I know there's other examples too where I know people locally work such as Quorum, Cobalt or Doxford Park. Apparently there used to be a South Shields GNE depot operated bus that went from Shields around some estates onto the A19 at Lindisfarne Roundabout straight to Doxy, would that type of service be justifiable in the current climate? I don't think so.
I'm hoping this new enhanced bus partnership means services like this could be brought back and maybe entice people out of their cars? I doubt it though, and commercial operators are certainly not going to introduce services like this any time soon. People like my mate who works at the Valley and lives in Harton would rather sit in traffic in his car than go anywhere near a bus. Moving to electric cars at least will reduce localised pollution but congestion is only going to get worse for everyone.

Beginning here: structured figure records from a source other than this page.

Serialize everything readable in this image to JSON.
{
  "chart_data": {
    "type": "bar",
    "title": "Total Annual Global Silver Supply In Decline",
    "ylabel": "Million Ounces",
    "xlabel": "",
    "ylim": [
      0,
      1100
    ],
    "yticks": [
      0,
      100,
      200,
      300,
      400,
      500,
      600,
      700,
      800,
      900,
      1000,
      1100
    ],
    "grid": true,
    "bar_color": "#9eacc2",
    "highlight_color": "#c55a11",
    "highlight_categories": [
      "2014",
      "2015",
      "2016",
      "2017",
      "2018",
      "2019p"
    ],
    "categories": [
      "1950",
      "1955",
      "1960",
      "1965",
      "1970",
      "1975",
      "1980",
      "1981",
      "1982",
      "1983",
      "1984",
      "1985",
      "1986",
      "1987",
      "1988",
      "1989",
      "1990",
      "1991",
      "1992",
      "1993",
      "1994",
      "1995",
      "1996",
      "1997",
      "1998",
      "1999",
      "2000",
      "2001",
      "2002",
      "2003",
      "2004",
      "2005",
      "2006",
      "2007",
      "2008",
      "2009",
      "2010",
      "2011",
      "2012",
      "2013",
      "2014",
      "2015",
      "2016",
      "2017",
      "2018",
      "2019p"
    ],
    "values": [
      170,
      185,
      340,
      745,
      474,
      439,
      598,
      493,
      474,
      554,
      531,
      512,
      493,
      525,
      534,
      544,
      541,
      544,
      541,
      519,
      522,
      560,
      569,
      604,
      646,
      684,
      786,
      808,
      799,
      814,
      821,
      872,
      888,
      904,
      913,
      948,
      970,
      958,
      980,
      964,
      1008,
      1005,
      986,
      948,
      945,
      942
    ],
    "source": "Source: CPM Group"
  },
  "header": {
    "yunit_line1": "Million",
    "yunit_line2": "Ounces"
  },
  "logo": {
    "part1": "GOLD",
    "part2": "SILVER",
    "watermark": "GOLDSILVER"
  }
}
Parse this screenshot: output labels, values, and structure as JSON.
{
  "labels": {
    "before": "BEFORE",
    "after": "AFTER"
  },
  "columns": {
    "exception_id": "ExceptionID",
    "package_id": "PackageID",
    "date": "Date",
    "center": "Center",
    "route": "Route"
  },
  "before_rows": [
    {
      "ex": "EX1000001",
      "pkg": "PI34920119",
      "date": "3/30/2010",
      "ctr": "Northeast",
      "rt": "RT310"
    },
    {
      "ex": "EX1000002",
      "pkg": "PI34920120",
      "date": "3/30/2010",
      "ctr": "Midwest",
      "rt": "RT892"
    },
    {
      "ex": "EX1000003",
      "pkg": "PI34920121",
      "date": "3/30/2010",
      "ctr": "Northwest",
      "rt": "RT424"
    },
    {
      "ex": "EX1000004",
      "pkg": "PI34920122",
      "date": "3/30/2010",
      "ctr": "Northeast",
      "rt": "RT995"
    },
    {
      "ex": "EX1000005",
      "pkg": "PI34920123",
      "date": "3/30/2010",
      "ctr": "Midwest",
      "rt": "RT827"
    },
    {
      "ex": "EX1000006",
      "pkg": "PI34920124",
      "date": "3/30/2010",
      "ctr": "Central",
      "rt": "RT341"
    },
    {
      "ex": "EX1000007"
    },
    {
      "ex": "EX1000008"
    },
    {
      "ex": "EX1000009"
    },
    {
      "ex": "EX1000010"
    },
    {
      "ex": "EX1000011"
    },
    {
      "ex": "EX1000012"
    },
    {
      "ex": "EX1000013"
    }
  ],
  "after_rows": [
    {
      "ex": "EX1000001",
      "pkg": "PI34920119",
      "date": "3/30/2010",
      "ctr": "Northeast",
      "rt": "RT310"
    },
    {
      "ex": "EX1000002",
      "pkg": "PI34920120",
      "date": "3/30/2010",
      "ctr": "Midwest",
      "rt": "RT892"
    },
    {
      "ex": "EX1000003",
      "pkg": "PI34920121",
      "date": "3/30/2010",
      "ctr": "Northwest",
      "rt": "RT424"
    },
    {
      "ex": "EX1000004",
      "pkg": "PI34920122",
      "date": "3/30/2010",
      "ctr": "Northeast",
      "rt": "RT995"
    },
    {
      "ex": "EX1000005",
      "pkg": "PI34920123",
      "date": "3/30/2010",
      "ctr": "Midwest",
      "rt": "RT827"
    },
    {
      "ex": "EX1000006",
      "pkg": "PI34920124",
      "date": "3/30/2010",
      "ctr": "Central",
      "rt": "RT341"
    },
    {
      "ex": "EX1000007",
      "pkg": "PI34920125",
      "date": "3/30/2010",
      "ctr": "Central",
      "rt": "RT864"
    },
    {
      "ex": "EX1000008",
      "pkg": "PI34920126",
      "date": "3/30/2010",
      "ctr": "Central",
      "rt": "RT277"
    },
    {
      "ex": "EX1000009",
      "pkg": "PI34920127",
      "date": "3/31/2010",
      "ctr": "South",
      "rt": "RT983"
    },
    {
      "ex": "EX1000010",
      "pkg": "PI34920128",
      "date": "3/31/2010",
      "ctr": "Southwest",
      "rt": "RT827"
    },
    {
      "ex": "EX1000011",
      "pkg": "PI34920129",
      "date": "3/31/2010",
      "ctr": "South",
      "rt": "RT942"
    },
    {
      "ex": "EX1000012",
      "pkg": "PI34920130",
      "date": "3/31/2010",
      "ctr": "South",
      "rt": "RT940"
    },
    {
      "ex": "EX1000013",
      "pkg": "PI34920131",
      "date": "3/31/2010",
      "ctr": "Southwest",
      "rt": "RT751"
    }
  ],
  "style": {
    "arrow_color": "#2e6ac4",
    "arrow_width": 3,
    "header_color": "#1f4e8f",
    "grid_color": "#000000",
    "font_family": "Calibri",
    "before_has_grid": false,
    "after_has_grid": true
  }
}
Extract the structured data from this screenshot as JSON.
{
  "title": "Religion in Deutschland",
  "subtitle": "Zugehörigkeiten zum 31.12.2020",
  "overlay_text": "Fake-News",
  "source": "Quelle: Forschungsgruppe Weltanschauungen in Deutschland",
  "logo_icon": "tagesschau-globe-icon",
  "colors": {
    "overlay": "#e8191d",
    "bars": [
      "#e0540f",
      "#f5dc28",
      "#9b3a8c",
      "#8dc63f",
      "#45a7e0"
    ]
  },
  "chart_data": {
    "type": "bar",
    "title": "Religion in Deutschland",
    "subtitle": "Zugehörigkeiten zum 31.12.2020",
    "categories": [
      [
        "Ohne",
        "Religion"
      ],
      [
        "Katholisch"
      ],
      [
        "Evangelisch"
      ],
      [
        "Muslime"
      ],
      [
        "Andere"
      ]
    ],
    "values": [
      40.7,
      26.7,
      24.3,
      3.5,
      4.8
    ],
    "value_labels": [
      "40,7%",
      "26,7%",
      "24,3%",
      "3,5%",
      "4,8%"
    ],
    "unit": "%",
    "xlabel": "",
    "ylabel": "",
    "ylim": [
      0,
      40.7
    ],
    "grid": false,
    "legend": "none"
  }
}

Agree with all of this and especially the last point. Congestion is going to be made much worse by reducing car lanes (increasing congestion) to create bus priority measures, without fundamental changes to the way operators work (which is not going to happen when profit is king and providing a public service is secondary). Martijn has been clear in a recent briefing that the future for buses is on high usage, mass transit - so run from X to Y and if you happen to live in Z or A to W, tough/walk/change potentially multiple times or modes of transport. Improving journey times might result in marginal gains by tempting more people who live on or close to the X to Y route that is sufficiently profitable for the operator to service, but will do nothing for the majority - those people making the myriad other journeys which will continue to be made in the car, just crammed into one lane instead of two. The danger is the extent to which this stupid approach of making the bus more attractive relative to the car only really by deliberately worsening car journey times is pushed, risks breaking the entire transport system (so-called public, as well as private).